Le cardio à jeun est une pratique qui suscite autant d’intérêt que de débats dans le milieu du fitness. Fréquemment présentée comme un outil efficace pour favoriser la perte de graisse, cette méthode consiste à réaliser son entraînement cardiovasculaire avant le premier repas de la journée, lorsque les réserves énergétiques de l’organisme sont au plus bas. Mais entre théories métaboliques, études contradictoires et ressenti individuel, il n’est pas toujours facile de distinguer le mythe de la réalité. Cet article explore les mécanismes réels du cardio à jeun, ses avantages potentiels et ses limites.
D’abord, il faut savoir que le corps est considéré à jeun lorsque le tube digestif est vide et que les réserves de l’organisme se dégradent pour fournir de l’énergie. La synthèse des lipides, du glycogène et des protéines prend alors fin, tandis que le catabolisme de ces substances commence. Ainsi, on comprend que l’état de jeûne peut apparaître plus ou moins longtemps après le dernier repas, selon la quantité de nourriture ingérée. En général, après une nuit de sommeil complète, la majorité des personnes se réveillent à jeun, et c’est pendant cette période qu’il peut être intéressant de pratiquer une activité physique.
Durant le jeûne, le corps va puiser dans différentes sources d’énergie pour maintenir la glycémie et fournir l’énergie nécessaire à l’activité. Ces sources sont :
Chacune de ces voies de production d’énergie pendant le jeûne reste active simultanément, mais dans des proportions variables selon la phase du jeûne et l’intensité de la demande énergétique. En début de jeûne, la majeure partie de l’énergie provient de la glycogénolyse hépatique et musculaire, tandis que la lipolyse et la dégradation des protéines restent marginales. Au fil du temps ou en cas de sollicitation physique, la lipolyse s’intensifie et le catabolisme des protéines augmente progressivement.
Plus votre effort physique a lieu en début de jeûne, plus vous utiliserez le glycogène hépatique et musculaire ; plus vous serez avancé dans le jeûne, plus vous utiliserez les cellules graisseuses et les protéines musculaires. Même si la part des protéines dans la production d’énergie reste faible au départ, elle devient de plus en plus importante à mesure que le jeûne se prolonge. Il a d’ailleurs été montré que cette part d’utilisation des protéines augmente en fonction de la quantité de graisse corporelle de l’individu : plus on possède de masse grasse, plus on va utiliser les graisses comme source d’énergie pendant le jeûne, et moins on a de masse grasse, plus on va utiliser les protéines comme source d’énergie. Certaines études ont montré que les protéines participaient à hauteur de 5% dans la production d’énergie en début de jeûne chez un individu obèse, contre 15% chez un individu sain.
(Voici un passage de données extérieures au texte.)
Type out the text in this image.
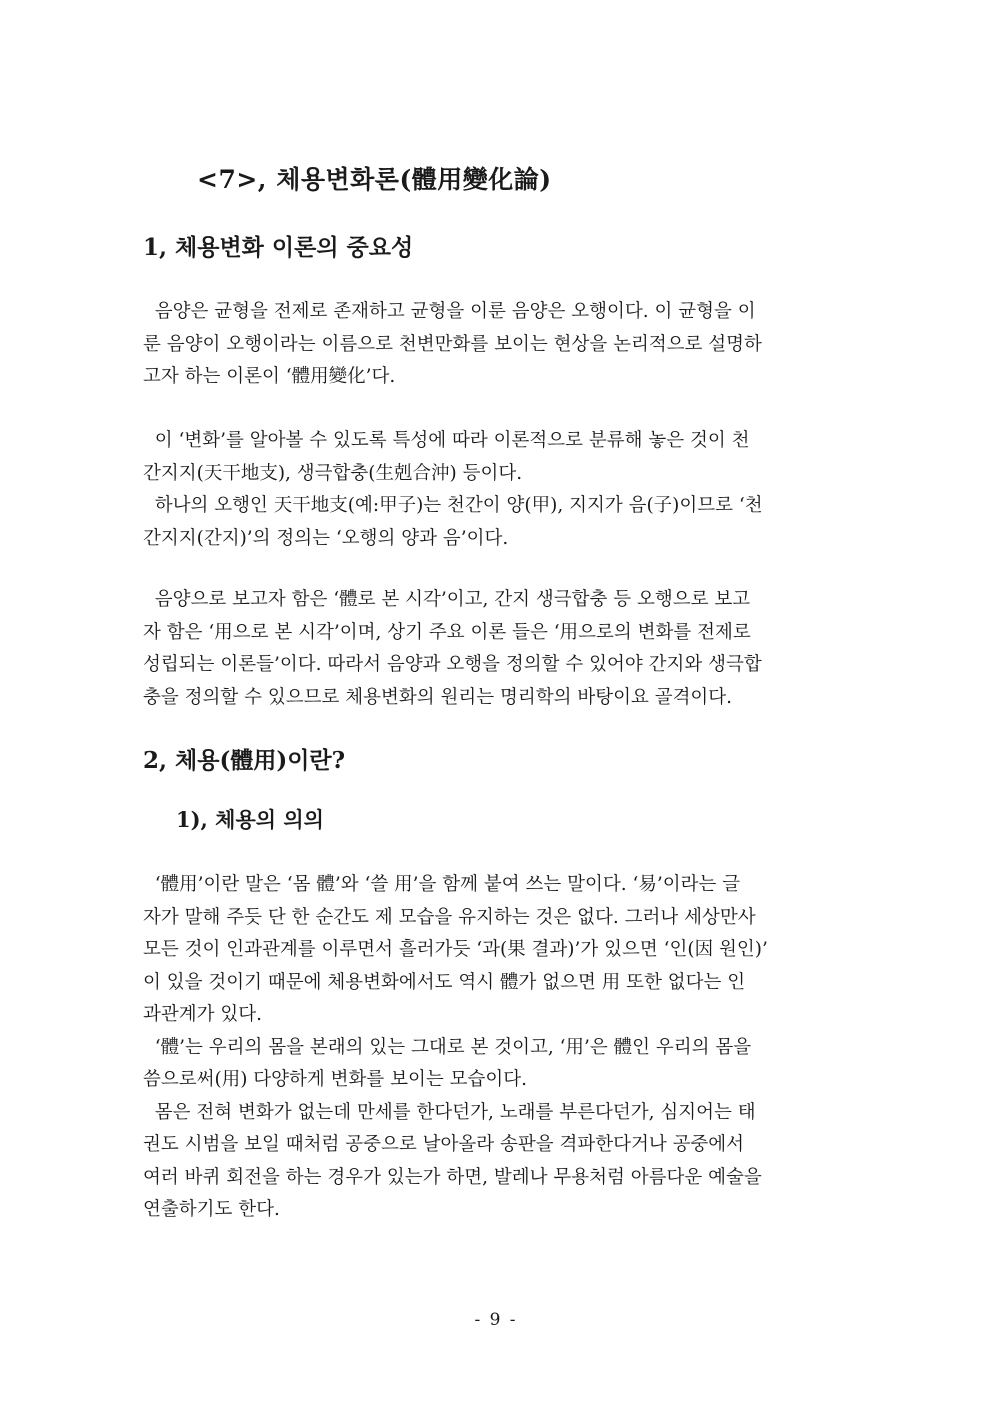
<7>, 체용변화론(體用變化論)
1, 체용변화 이론의 중요성

음양은 균형을 전제로 존재하고 균형을 이룬 음양은 오행이다. 이 균형을 이
룬 음양이 오행이라는 이름으로 천변만화를 보이는 현상을 논리적으로 설명하
고자 하는 이론이 ‘體用變化’다.

이 ‘변화’를 알아볼 수 있도록 특성에 따라 이론적으로 분류해 놓은 것이 천
간지지(天干地支), 생극합충(生剋合沖) 등이다.
하나의 오행인 天干地支(예:甲子)는 천간이 양(甲), 지지가 음(子)이므로 ‘천
간지지(간지)’의 정의는 ‘오행의 양과 음’이다.

음양으로 보고자 함은 ‘體로 본 시각’이고, 간지 생극합충 등 오행으로 보고
자 함은 ‘用으로 본 시각’이며, 상기 주요 이론 들은 ‘用으로의 변화를 전제로
성립되는 이론들’이다. 따라서 음양과 오행을 정의할 수 있어야 간지와 생극합
충을 정의할 수 있으므로 체용변화의 원리는 명리학의 바탕이요 골격이다.

2, 체용(體用)이란?
1), 체용의 의의

‘體用’이란 말은 ‘몸 體’와 ‘쓸 用’을 함께 붙여 쓰는 말이다. ‘易’이라는 글
자가 말해 주듯 단 한 순간도 제 모습을 유지하는 것은 없다. 그러나 세상만사
모든 것이 인과관계를 이루면서 흘러가듯 ‘과(果 결과)’가 있으면 ‘인(因 원인)’
이 있을 것이기 때문에 체용변화에서도 역시 體가 없으면 用 또한 없다는 인
과관계가 있다.
‘體’는 우리의 몸을 본래의 있는 그대로 본 것이고, ‘用’은 體인 우리의 몸을
씀으로써(用) 다양하게 변화를 보이는 모습이다.
몸은 전혀 변화가 없는데 만세를 한다던가, 노래를 부른다던가, 심지어는 태
권도 시범을 보일 때처럼 공중으로 날아올라 송판을 격파한다거나 공중에서
여러 바퀴 회전을 하는 경우가 있는가 하면, 발레나 무용처럼 아름다운 예술을
연출하기도 한다.

- 9 -
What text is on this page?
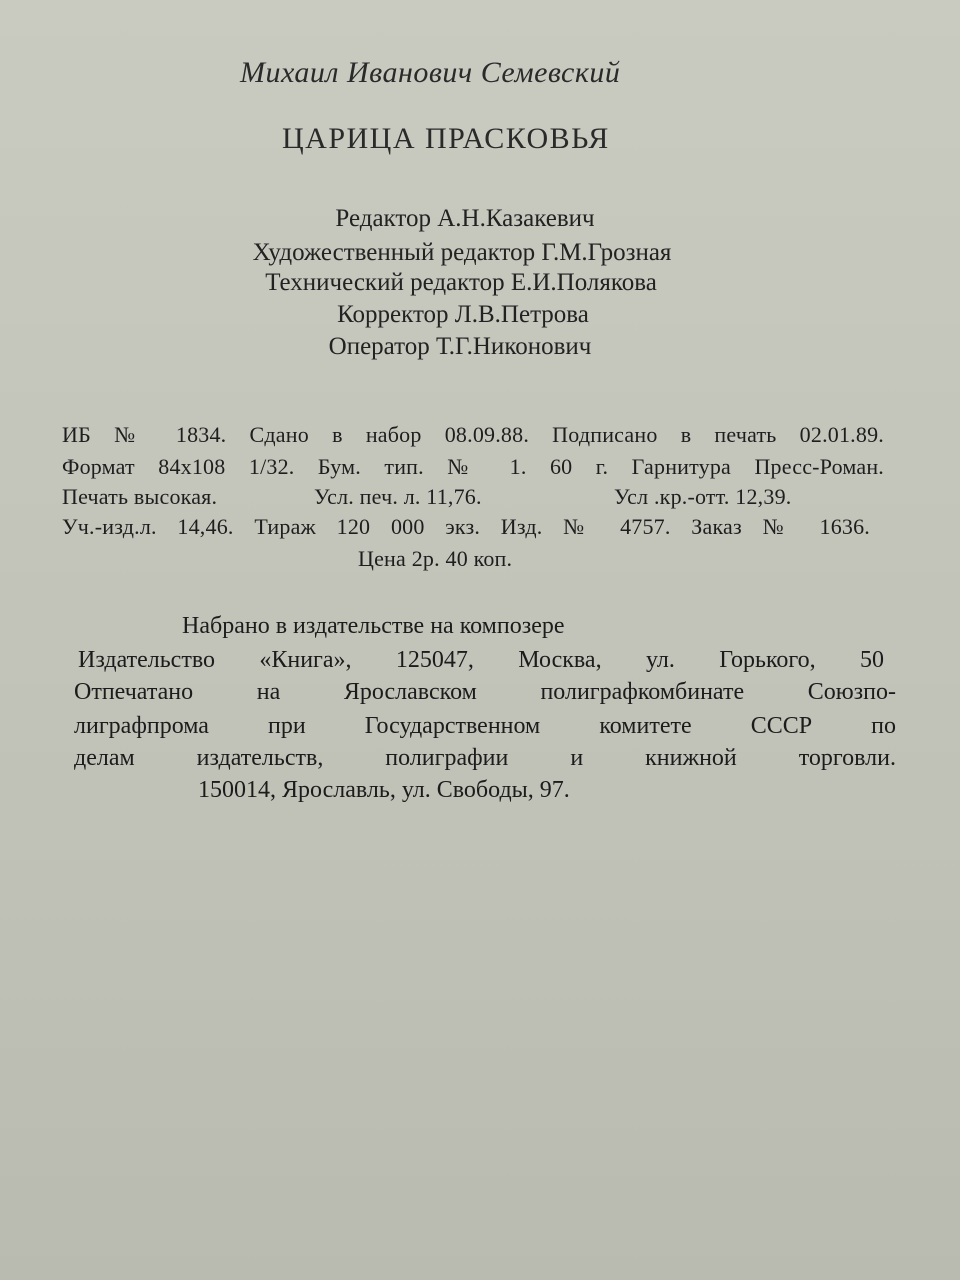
Михаил Иванович Семевский

ЦАРИЦА ПРАСКОВЬЯ

Редактор А.Н.Казакевич

Художественный редактор Г.М.Грозная

Технический редактор Е.И.Полякова

Корректор Л.В.Петрова

Оператор Т.Г.Никонович

ИБ № 1834. Сдано в набор 08.09.88. Подписано в печать 02.01.89.

Формат 84х108 1/32. Бум. тип. № 1. 60 г. Гарнитура Пресс-Роман.

Печать высокая.	Усл. печ. л. 11,76.	Усл .кр.-отт. 12,39.

Уч.-изд.л. 14,46. Тираж 120 000 экз. Изд. № 4757. Заказ № 1636.

Цена 2р. 40 коп.

Набрано в издательстве на композере

Издательство «Книга», 125047, Москва, ул. Горького, 50

Отпечатано на Ярославском полиграфкомбинате Союзпо-

лиграфпрома при Государственном комитете СССР по

делам издательств, полиграфии и книжной торговли.

150014, Ярославль, ул. Свободы, 97.
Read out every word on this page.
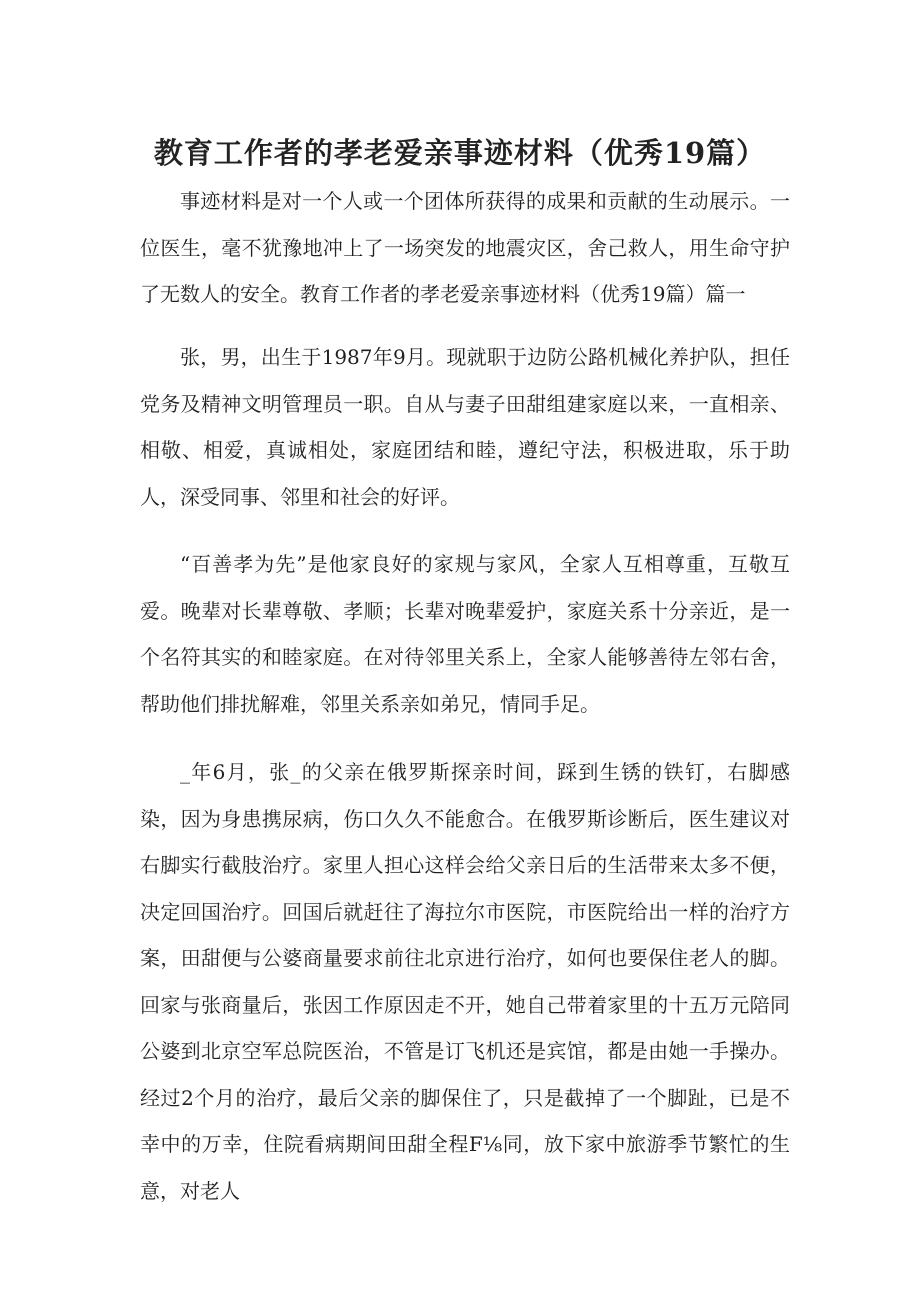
教育工作者的孝老爱亲事迹材料（优秀19篇）

事迹材料是对一个人或一个团体所获得的成果和贡献的生动展示。一位医生，毫不犹豫地冲上了一场突发的地震灾区，舍己救人，用生命守护了无数人的安全。教育工作者的孝老爱亲事迹材料（优秀19篇）篇一

张，男，出生于1987年9月。现就职于边防公路机械化养护队，担任党务及精神文明管理员一职。自从与妻子田甜组建家庭以来，一直相亲、相敬、相爱，真诚相处，家庭团结和睦，遵纪守法，积极进取，乐于助人，深受同事、邻里和社会的好评。

“百善孝为先”是他家良好的家规与家风，全家人互相尊重，互敬互爱。晚辈对长辈尊敬、孝顺；长辈对晚辈爱护，家庭关系十分亲近，是一个名符其实的和睦家庭。在对待邻里关系上，全家人能够善待左邻右舍，帮助他们排扰解难，邻里关系亲如弟兄，情同手足。

_年6月，张_的父亲在俄罗斯探亲时间，踩到生锈的铁钉，右脚感染，因为身患携尿病，伤口久久不能愈合。在俄罗斯诊断后，医生建议对右脚实行截肢治疗。家里人担心这样会给父亲日后的生活带来太多不便，决定回国治疗。回国后就赶往了海拉尔市医院，市医院给出一样的治疗方案，田甜便与公婆商量要求前往北京进行治疗，如何也要保住老人的脚。回家与张商量后，张因工作原因走不开，她自己带着家里的十五万元陪同公婆到北京空军总院医治，不管是订飞机还是宾馆，都是由她一手操办。经过2个月的治疗，最后父亲的脚保住了，只是截掉了一个脚趾，已是不幸中的万幸，住院看病期间田甜全程F⅛同，放下家中旅游季节繁忙的生意，对老人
Il semble de moins en moins judicieux de faire du cardio à jeun pour perdre du gras lorsque son taux de masse grasse baisse, si l’on ne veut pas déclencher une fonte musculaire. C’est pourquoi pratiquer du cardio à jeun pour perdre du gras peut devenir risqué (risque de perte musculaire) si le taux de masse grasse est très bas, notamment chez les sportifs ou pratiquants avancés.
Le cardio à jeun pourrait être efficace pour la perte de masse grasse chez les personnes ayant un taux de graisse élevé. Cependant, aucune étude n’a montré de réelle différence dans la perte de celle-ci entre un entraînement réalisé à jeun et un entraînement effectué quelque temps après avoir consommé un repas contenant des glucides complexes. Si l’on souhaite favoriser l’utilisation des graisses comme source d’énergie durant l’effort, il faut surtout éviter d’avoir consommé, juste avant, des glucides simples tels que des barres chocolatées, des gels, etc. Bien sûr, cela concerne uniquement les personnes cherchant à perdre du gras, et non les sportifs axés sur la performance dans les disciplines d’endurance.
Finalement, selon moi, la meilleure option reste d’effectuer son cardio quelques heures après avoir ingéré un repas contenant une source de glucides complexes, ou de répartir sa dépense énergétique sur la journée en comptant ses pas par exemple et en restant actif toute la journée à travers différentes tâches physique à faible intensité, selon ce que votre emploi du temps vous permet. Cependant, si vous n’avez pas d’autre option que de réaliser votre séance de cardio le matin, peu de temps après le réveil, il est recommandé de consommer des acides aminés essentiels avant l’effort. Cela permet de limiter la perte de masse protéique et de préserver vos muscles.